A would-be murderer or rapist who is prevented from murdering or raping by thoughts of the harm that his action would do to his victim may go on living as he wishes, for the most part - he simply may not murder or rape. But a would-be suicide who is prevented from committing suicide by thoughts of the harm his suicide would do to those around him is forced into a different sort of arrangement. He may not go on living as he wishes - he does not wish to live at all. He is living entirely for the benefit of others.
A p-zombie, or philosophical zombie (though David Chalmers at times calls it a phenomenal zombie), is a person who looks and acts just like a regular person, but who has no subjective experience. In explaining a problem in consciousness studies, the exact nature of which is irrelevant to this piece, Raymond Smullyan famously proposed a form of p-zombie suicide:
A man wants to commit suicide but does not want to cause his family any grief. He finds out about an elixir he can take which will kill him, i.e., separate his soul from his body, but leave his body intact to wake up, go to work, play with the kids, keep the wife satisfied and bring home the bacon. [From "zombies and p-zombies" in the Skeptic's Dictionary.]

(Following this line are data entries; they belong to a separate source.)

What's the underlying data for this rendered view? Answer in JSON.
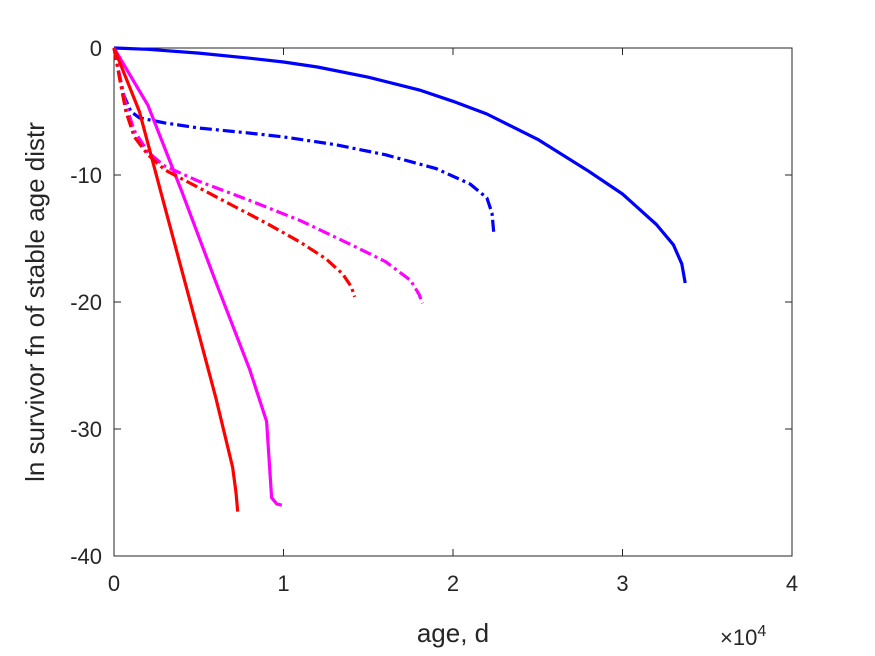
{
  "chart_data": {
    "type": "line",
    "title": "",
    "xlabel": "age, d",
    "ylabel": "ln survivor fn of stable age distr",
    "x_exponent_label": "×10",
    "x_exponent_power": "4",
    "xlim": [
      0,
      40000
    ],
    "ylim": [
      -40,
      0
    ],
    "xticks": [
      0,
      10000,
      20000,
      30000,
      40000
    ],
    "xtick_labels": [
      "0",
      "1",
      "2",
      "3",
      "4"
    ],
    "yticks": [
      -40,
      -30,
      -20,
      -10,
      0
    ],
    "ytick_labels": [
      "-40",
      "-30",
      "-20",
      "-10",
      "0"
    ],
    "grid": false,
    "legend": "none",
    "series": [
      {
        "color": "#0000ff",
        "dash": "solid",
        "points": [
          [
            0,
            0
          ],
          [
            2000,
            -0.1
          ],
          [
            5000,
            -0.4
          ],
          [
            8000,
            -0.8
          ],
          [
            10000,
            -1.1
          ],
          [
            12000,
            -1.5
          ],
          [
            15000,
            -2.3
          ],
          [
            18000,
            -3.3
          ],
          [
            20000,
            -4.2
          ],
          [
            22000,
            -5.2
          ],
          [
            25000,
            -7.2
          ],
          [
            28000,
            -9.7
          ],
          [
            30000,
            -11.5
          ],
          [
            32000,
            -13.9
          ],
          [
            33000,
            -15.5
          ],
          [
            33500,
            -17.0
          ],
          [
            33700,
            -18.5
          ]
        ]
      },
      {
        "color": "#0000ff",
        "dash": "dashdot",
        "points": [
          [
            0,
            0
          ],
          [
            300,
            -2.0
          ],
          [
            600,
            -3.8
          ],
          [
            1000,
            -5.0
          ],
          [
            1500,
            -5.5
          ],
          [
            3000,
            -5.9
          ],
          [
            5000,
            -6.3
          ],
          [
            8000,
            -6.7
          ],
          [
            10000,
            -7.0
          ],
          [
            13000,
            -7.6
          ],
          [
            16000,
            -8.4
          ],
          [
            19000,
            -9.5
          ],
          [
            21000,
            -10.7
          ],
          [
            22000,
            -11.8
          ],
          [
            22300,
            -13.0
          ],
          [
            22400,
            -14.5
          ]
        ]
      },
      {
        "color": "#ff00ff",
        "dash": "solid",
        "points": [
          [
            0,
            0
          ],
          [
            2000,
            -4.5
          ],
          [
            4000,
            -11.3
          ],
          [
            6000,
            -18.4
          ],
          [
            8000,
            -25.3
          ],
          [
            9000,
            -29.4
          ],
          [
            9300,
            -35.4
          ],
          [
            9600,
            -35.9
          ],
          [
            9900,
            -36.0
          ]
        ]
      },
      {
        "color": "#ff00ff",
        "dash": "dashdot",
        "points": [
          [
            0,
            0
          ],
          [
            300,
            -2.0
          ],
          [
            700,
            -4.5
          ],
          [
            1200,
            -6.5
          ],
          [
            2000,
            -8.2
          ],
          [
            3000,
            -9.3
          ],
          [
            5000,
            -10.5
          ],
          [
            8000,
            -12.0
          ],
          [
            11000,
            -13.6
          ],
          [
            14000,
            -15.5
          ],
          [
            16000,
            -16.8
          ],
          [
            17500,
            -18.3
          ],
          [
            18000,
            -19.4
          ],
          [
            18200,
            -20.1
          ]
        ]
      },
      {
        "color": "#ff0000",
        "dash": "solid",
        "points": [
          [
            0,
            0
          ],
          [
            1500,
            -5.0
          ],
          [
            3000,
            -12.5
          ],
          [
            4500,
            -20.0
          ],
          [
            6000,
            -27.5
          ],
          [
            7000,
            -33.0
          ],
          [
            7200,
            -35.0
          ],
          [
            7300,
            -36.5
          ]
        ]
      },
      {
        "color": "#ff0000",
        "dash": "dashdot",
        "points": [
          [
            0,
            0
          ],
          [
            300,
            -2.2
          ],
          [
            700,
            -5.0
          ],
          [
            1200,
            -7.0
          ],
          [
            2000,
            -8.4
          ],
          [
            3000,
            -9.6
          ],
          [
            5000,
            -11.0
          ],
          [
            7000,
            -12.4
          ],
          [
            9000,
            -13.8
          ],
          [
            11000,
            -15.3
          ],
          [
            12500,
            -16.6
          ],
          [
            13500,
            -17.8
          ],
          [
            14000,
            -18.8
          ],
          [
            14200,
            -19.6
          ]
        ]
      }
    ]
  }
}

Indeed, we would-be suicides who wish to cause as little harm as possible to those around us wait anxiously for news from the promising field of p-zombie therapy.
Unfortunately, in addition to being (arguably) a logical impossibility, a p-zombie is a singularly unsatisfying sort of companion. For those who believe that subjective pleasure is all that matters, p-zombiehood is fine; but for those to whom truth matters - for those to whom there is value beyond subjective experience - to love a p-zombie would be as awful as having a faithless lover whose faithlessness went undiscovered. Denying genuine intersubjectivity to those around us must be practically as cruel as simply killing ourselves.
There is a sense, though, in which all genuine would-be suicides are, sort of, zombies. We are living wholly for others - while we retain experience and genuinely interact with others, we are no longer, in a deep way, agents of our lives. We get up in the morning, work, eat, speak, have sex, do the dishes, not out of desire or will, but, ultimately, out of concern for others. Just as others would be harmed by our turning ourselves into p-zombies without subjectivity, they are harmed by having us around minus the will to live.
In David Rieff's memoir of the death of his mother, Susan Sontag, he repeatedly expresses his guilt over not doing enough, over going along with her unrealistic fantasy of survival or not going along with it wholeheartedly enough. And yet he recognizes that to live in such a way as to avoid guilt after the death of another - to live always with another in mind above all - is to void oneself. He says,
To live without guilt after the death of a loved one, a person would have to accede to literally everything the other person wanted. And what this really means is living one's entire life in attendance of the other's death since there is no way of being an emotional Jain in relation to others. The Jain may decide to always walk bent over sweeping the road so as not to inadvertently kill some tiny insect in his path, but deferring completely to another person is, if anything, an even more impossible project. For such deference would render one without personality - without the very qualities, in other words, upon which one's relations with the other person are grounded. [Rieff, p. 99-100, emphasis mine.]
Rieff writes about the futility of living wholly for another, with another's death always in mind. But his words apply equally to the sad project of living wholly for another in a more literal sense - of hesitating to commit suicide out of concern for others. A life lived out of fear for the harm one's death might do is as awful, and as futile, as a marriage maintained for the sake of the children - a horrible, empty hole which does no good for anyone.